As bicyclists, we’ve all heard of other riders who were involved in an accident with a vehicle. Perhaps you’ve even had experience with aggressive drivers or a dangerous road condition first-hand. Because these incidents are all too common, we know how important it is to wear helmets.
However, rarely do we hear about
an equally important need;
the need to be adequately insured.
Most people are unaware that many of the coverages on your automobile policy extend to provide you protection while you’re on your bicycle. Hard to imagine? Let’s look at an example. Tom was an extremely cautious bicycle rider, always wearing a helmet and obeying all the traffic laws. However, one day, he was involved in an accident with a hit and run driver. Tom had extensive injuries that required a several months stay in the hospital and extensive physical therapy. Due to his injuries, he was also unable to work for a year and a half. Fortunately for Tom (and his wife and two children who depended upon him for support), he had just reviewed his insurance coverage a month earlier and increased his Uninsured Motorist limits.
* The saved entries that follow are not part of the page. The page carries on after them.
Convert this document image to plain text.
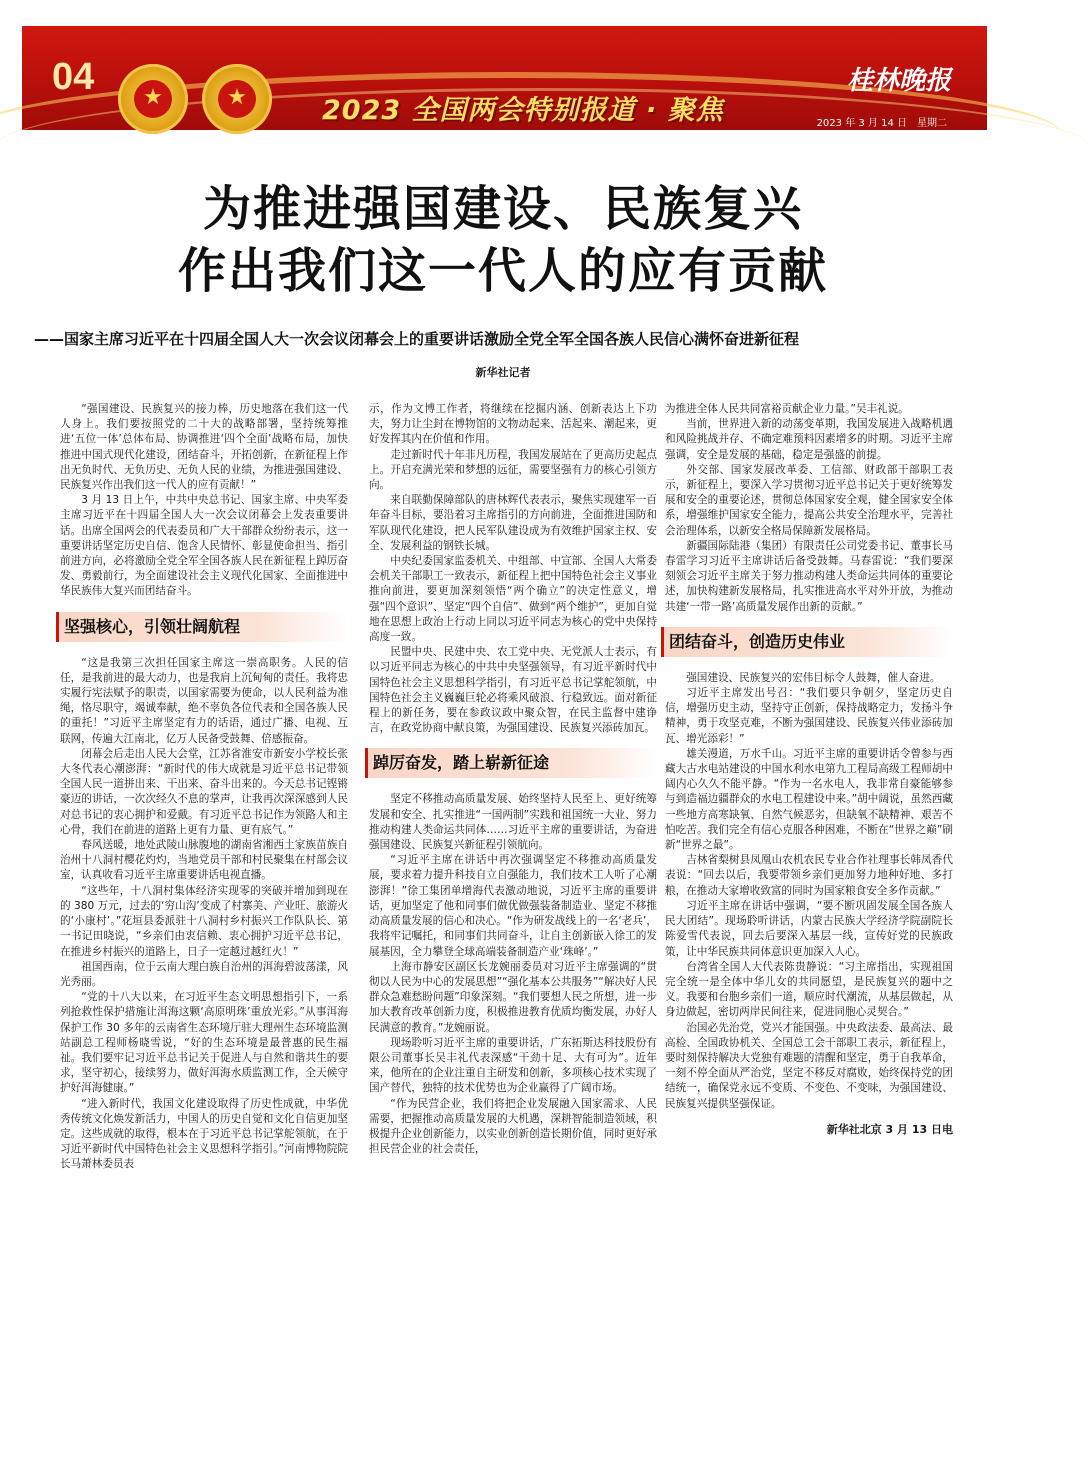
04	★	★	2023 全国两会特别报道 · 聚焦
桂林晚报
2023 年 3 月 14 日　星期二
编辑吴荣军/版式设计钟涛/校对莫明丽
为推进强国建设、民族复兴
作出我们这一代人的应有贡献
——国家主席习近平在十四届全国人大一次会议闭幕会上的重要讲话激励全党全军全国各族人民信心满怀奋进新征程
新华社记者

“强国建设、民族复兴的接力棒，历史地落在我们这一代人身上。我们要按照党的二十大的战略部署，坚持统筹推进‘五位一体’总体布局、协调推进‘四个全面’战略布局，加快推进中国式现代化建设，团结奋斗，开拓创新，在新征程上作出无负时代、无负历史、无负人民的业绩，为推进强国建设、民族复兴作出我们这一代人的应有贡献！”

3 月 13 日上午，中共中央总书记、国家主席、中央军委主席习近平在十四届全国人大一次会议闭幕会上发表重要讲话。出席全国两会的代表委员和广大干部群众纷纷表示，这一重要讲话坚定历史自信、饱含人民情怀、彰显使命担当、指引前进方向，必将激励全党全军全国各族人民在新征程上踔厉奋发、勇毅前行，为全面建设社会主义现代化国家、全面推进中华民族伟大复兴而团结奋斗。

坚强核心，引领壮阔航程

“这是我第三次担任国家主席这一崇高职务。人民的信任，是我前进的最大动力，也是我肩上沉甸甸的责任。我将忠实履行宪法赋予的职责，以国家需要为使命，以人民利益为准绳，恪尽职守，竭诚奉献，绝不辜负各位代表和全国各族人民的重托！”习近平主席坚定有力的话语，通过广播、电视、互联网，传遍大江南北，亿万人民备受鼓舞、倍感振奋。

闭幕会后走出人民大会堂，江苏省淮安市新安小学校长张大冬代表心潮澎湃：“新时代的伟大成就是习近平总书记带领全国人民一道拼出来、干出来、奋斗出来的。今天总书记铿锵豪迈的讲话，一次次经久不息的掌声，让我再次深深感到人民对总书记的衷心拥护和爱戴。有习近平总书记作为领路人和主心骨，我们在前进的道路上更有力量、更有底气。”

春风送暖，地处武陵山脉腹地的湖南省湘西土家族苗族自治州十八洞村樱花灼灼，当地党员干部和村民聚集在村部会议室，认真收看习近平主席重要讲话电视直播。

“这些年，十八洞村集体经济实现零的突破并增加到现在的 380 万元，过去的‘穷山沟’变成了村寨美、产业旺、旅游火的‘小康村’。”花垣县委派驻十八洞村乡村振兴工作队队长、第一书记田晓说，“乡亲们由衷信赖、衷心拥护习近平总书记，在推进乡村振兴的道路上，日子一定越过越红火！”

祖国西南，位于云南大理白族自治州的洱海碧波荡漾，风光秀丽。

“党的十八大以来，在习近平生态文明思想指引下，一系列抢救性保护措施让洱海这颗‘高原明珠’重放光彩。”从事洱海保护工作 30 多年的云南省生态环境厅驻大理州生态环境监测站副总工程师杨晓雪说，“好的生态环境是最普惠的民生福祉。我们要牢记习近平总书记关于促进人与自然和谐共生的要求，坚守初心，接续努力，做好洱海水质监测工作，全天候守护好洱海健康。”

“进入新时代，我国文化建设取得了历史性成就，中华优秀传统文化焕发新活力，中国人的历史自觉和文化自信更加坚定。这些成就的取得，根本在于习近平总书记掌舵领航，在于习近平新时代中国特色社会主义思想科学指引。”河南博物院院长马萧林委员表

示，作为文博工作者，将继续在挖掘内涵、创新表达上下功夫，努力让尘封在博物馆的文物动起来、活起来、潮起来，更好发挥其内在价值和作用。

走过新时代十年非凡历程，我国发展站在了更高历史起点上。开启充满光荣和梦想的远征，需要坚强有力的核心引领方向。

来自联勤保障部队的唐林辉代表表示，聚焦实现建军一百年奋斗目标，要沿着习主席指引的方向前进，全面推进国防和军队现代化建设，把人民军队建设成为有效维护国家主权、安全、发展利益的钢铁长城。

中央纪委国家监委机关、中组部、中宣部、全国人大常委会机关干部职工一致表示，新征程上把中国特色社会主义事业推向前进，要更加深刻领悟“两个确立”的决定性意义，增强“四个意识”、坚定“四个自信”、做到“两个维护”，更加自觉地在思想上政治上行动上同以习近平同志为核心的党中央保持高度一致。

民盟中央、民建中央、农工党中央、无党派人士表示，有以习近平同志为核心的中共中央坚强领导，有习近平新时代中国特色社会主义思想科学指引，有习近平总书记掌舵领航，中国特色社会主义巍巍巨轮必将乘风破浪、行稳致远。面对新征程上的新任务，要在参政议政中聚众智，在民主监督中建诤言，在政党协商中献良策，为强国建设、民族复兴添砖加瓦。

踔厉奋发，踏上崭新征途

坚定不移推动高质量发展、始终坚持人民至上、更好统筹发展和安全、扎实推进“一国两制”实践和祖国统一大业、努力推动构建人类命运共同体……习近平主席的重要讲话，为奋进强国建设、民族复兴新征程引领航向。

“习近平主席在讲话中再次强调坚定不移推动高质量发展，要求着力提升科技自立自强能力，我们技术工人听了心潮澎湃！”徐工集团单增海代表激动地说，习近平主席的重要讲话，更加坚定了他和同事们做优做强装备制造业、坚定不移推动高质量发展的信心和决心。“作为研发战线上的一名‘老兵’，我将牢记嘱托，和同事们共同奋斗，让自主创新嵌入徐工的发展基因，全力攀登全球高端装备制造产业‘珠峰’。”

上海市静安区副区长龙婉丽委员对习近平主席强调的“贯彻以人民为中心的发展思想”“强化基本公共服务”“解决好人民群众急难愁盼问题”印象深刻。“我们要想人民之所想，进一步加大教育改革创新力度，积极推进教育优质均衡发展，办好人民满意的教育。”龙婉丽说。

现场聆听习近平主席的重要讲话，广东拓斯达科技股份有限公司董事长吴丰礼代表深感“干劲十足、大有可为”。近年来，他所在的企业注重自主研发和创新，多项核心技术实现了国产替代，独特的技术优势也为企业赢得了广阔市场。

“作为民营企业，我们将把企业发展融入国家需求、人民需要，把握推动高质量发展的大机遇，深耕智能制造领域，积极提升企业创新能力，以实业创新创造长期价值，同时更好承担民营企业的社会责任，

为推进全体人民共同富裕贡献企业力量。”吴丰礼说。

当前，世界进入新的动荡变革期，我国发展进入战略机遇和风险挑战并存、不确定难预料因素增多的时期。习近平主席强调，安全是发展的基础，稳定是强盛的前提。

外交部、国家发展改革委、工信部、财政部干部职工表示，新征程上，要深入学习贯彻习近平总书记关于更好统筹发展和安全的重要论述，贯彻总体国家安全观，健全国家安全体系，增强维护国家安全能力，提高公共安全治理水平，完善社会治理体系，以新安全格局保障新发展格局。

新疆国际陆港（集团）有限责任公司党委书记、董事长马春雷学习习近平主席讲话后备受鼓舞。马春雷说：“我们要深刻领会习近平主席关于努力推动构建人类命运共同体的重要论述，加快构建新发展格局，扎实推进高水平对外开放，为推动共建‘一带一路’高质量发展作出新的贡献。”

团结奋斗，创造历史伟业

强国建设、民族复兴的宏伟目标令人鼓舞，催人奋进。

习近平主席发出号召：“我们要只争朝夕，坚定历史自信，增强历史主动，坚持守正创新，保持战略定力，发扬斗争精神，勇于攻坚克难，不断为强国建设、民族复兴伟业添砖加瓦、增光添彩！”

雄关漫道，万水千山。习近平主席的重要讲话令曾参与西藏大古水电站建设的中国水利水电第九工程局高级工程师胡中阔内心久久不能平静。“作为一名水电人，我非常自豪能够参与到造福边疆群众的水电工程建设中来。”胡中阔说，虽然西藏一些地方高寒缺氧、自然气候恶劣，但缺氧不缺精神、艰苦不怕吃苦。我们完全有信心克服各种困难，不断在“世界之巅”刷新“世界之最”。

吉林省梨树县凤凰山农机农民专业合作社理事长韩凤香代表说：“回去以后，我要带领乡亲们更加努力地种好地、多打粮，在推动大家增收致富的同时为国家粮食安全多作贡献。”

习近平主席在讲话中强调，“要不断巩固发展全国各族人民大团结”。现场聆听讲话，内蒙古民族大学经济学院副院长陈爱雪代表说，回去后要深入基层一线，宣传好党的民族政策，让中华民族共同体意识更加深入人心。

台湾省全国人大代表陈贵静说：“习主席指出，实现祖国完全统一是全体中华儿女的共同愿望，是民族复兴的题中之义。我要和台胞乡亲们一道，顺应时代潮流，从基层做起，从身边做起，密切两岸民间往来，促进同胞心灵契合。”

治国必先治党，党兴才能国强。中央政法委、最高法、最高检、全国政协机关、全国总工会干部职工表示，新征程上，要时刻保持解决大党独有难题的清醒和坚定，勇于自我革命，一刻不停全面从严治党，坚定不移反对腐败，始终保持党的团结统一，确保党永远不变质、不变色、不变味，为强国建设、民族复兴提供坚强保证。

新华社北京 3 月 13 日电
This coverage paid for his medical costs, rehabilitation, and his lost wages while he was out of work.
While Tom’s accident involved a hit and run driver, even if an accident occurs where the driver is identified, adequate Uninsured Motorist coverage is important because many drivers carry inadequate liability coverage. In this case, the coverage protects you from “underinsured” motorists.
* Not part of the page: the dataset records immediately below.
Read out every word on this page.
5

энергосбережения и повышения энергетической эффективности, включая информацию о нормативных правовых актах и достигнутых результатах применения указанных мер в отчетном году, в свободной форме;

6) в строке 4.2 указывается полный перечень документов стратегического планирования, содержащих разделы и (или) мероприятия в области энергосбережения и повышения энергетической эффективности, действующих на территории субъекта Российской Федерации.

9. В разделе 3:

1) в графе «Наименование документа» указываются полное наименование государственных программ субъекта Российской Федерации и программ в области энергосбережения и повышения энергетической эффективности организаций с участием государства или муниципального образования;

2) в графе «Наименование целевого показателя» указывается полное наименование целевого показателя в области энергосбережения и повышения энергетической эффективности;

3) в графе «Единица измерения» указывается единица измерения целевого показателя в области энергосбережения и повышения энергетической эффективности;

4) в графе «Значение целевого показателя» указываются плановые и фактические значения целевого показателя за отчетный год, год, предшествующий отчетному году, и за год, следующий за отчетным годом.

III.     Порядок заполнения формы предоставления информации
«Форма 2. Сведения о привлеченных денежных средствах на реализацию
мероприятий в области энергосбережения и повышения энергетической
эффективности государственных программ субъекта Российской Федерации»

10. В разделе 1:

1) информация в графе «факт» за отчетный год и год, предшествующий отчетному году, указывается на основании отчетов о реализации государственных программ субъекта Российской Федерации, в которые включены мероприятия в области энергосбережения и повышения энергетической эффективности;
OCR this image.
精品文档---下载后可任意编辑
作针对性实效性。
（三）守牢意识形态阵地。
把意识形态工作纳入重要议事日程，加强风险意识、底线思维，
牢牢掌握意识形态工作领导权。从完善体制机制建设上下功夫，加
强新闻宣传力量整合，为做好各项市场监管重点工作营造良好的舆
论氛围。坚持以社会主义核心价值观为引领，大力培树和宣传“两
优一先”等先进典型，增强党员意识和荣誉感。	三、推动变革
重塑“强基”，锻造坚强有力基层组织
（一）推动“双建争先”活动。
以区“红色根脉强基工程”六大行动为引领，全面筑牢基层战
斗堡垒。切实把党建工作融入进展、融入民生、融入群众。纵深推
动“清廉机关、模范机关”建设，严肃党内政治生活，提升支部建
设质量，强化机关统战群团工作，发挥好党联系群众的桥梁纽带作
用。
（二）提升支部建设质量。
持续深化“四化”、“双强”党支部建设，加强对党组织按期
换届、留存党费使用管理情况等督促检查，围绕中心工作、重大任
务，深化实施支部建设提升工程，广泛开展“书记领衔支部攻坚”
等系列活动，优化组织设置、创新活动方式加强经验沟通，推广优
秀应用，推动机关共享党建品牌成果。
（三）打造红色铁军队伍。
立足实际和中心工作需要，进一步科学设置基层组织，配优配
It’s dangerous out on the road and it’s bad enough that bicyclists have to contend with speeding 4,000 pound vehicles. While there’s not a whole lot we can do to make others drive more safely, we do have the power to protect ourselves and our families in the event of an accident.
Now that you know helmets aren’t enough, consult with an insurance agent to ensure that your insurance covers you while you’re on your bicycle and that your coverage is adequate.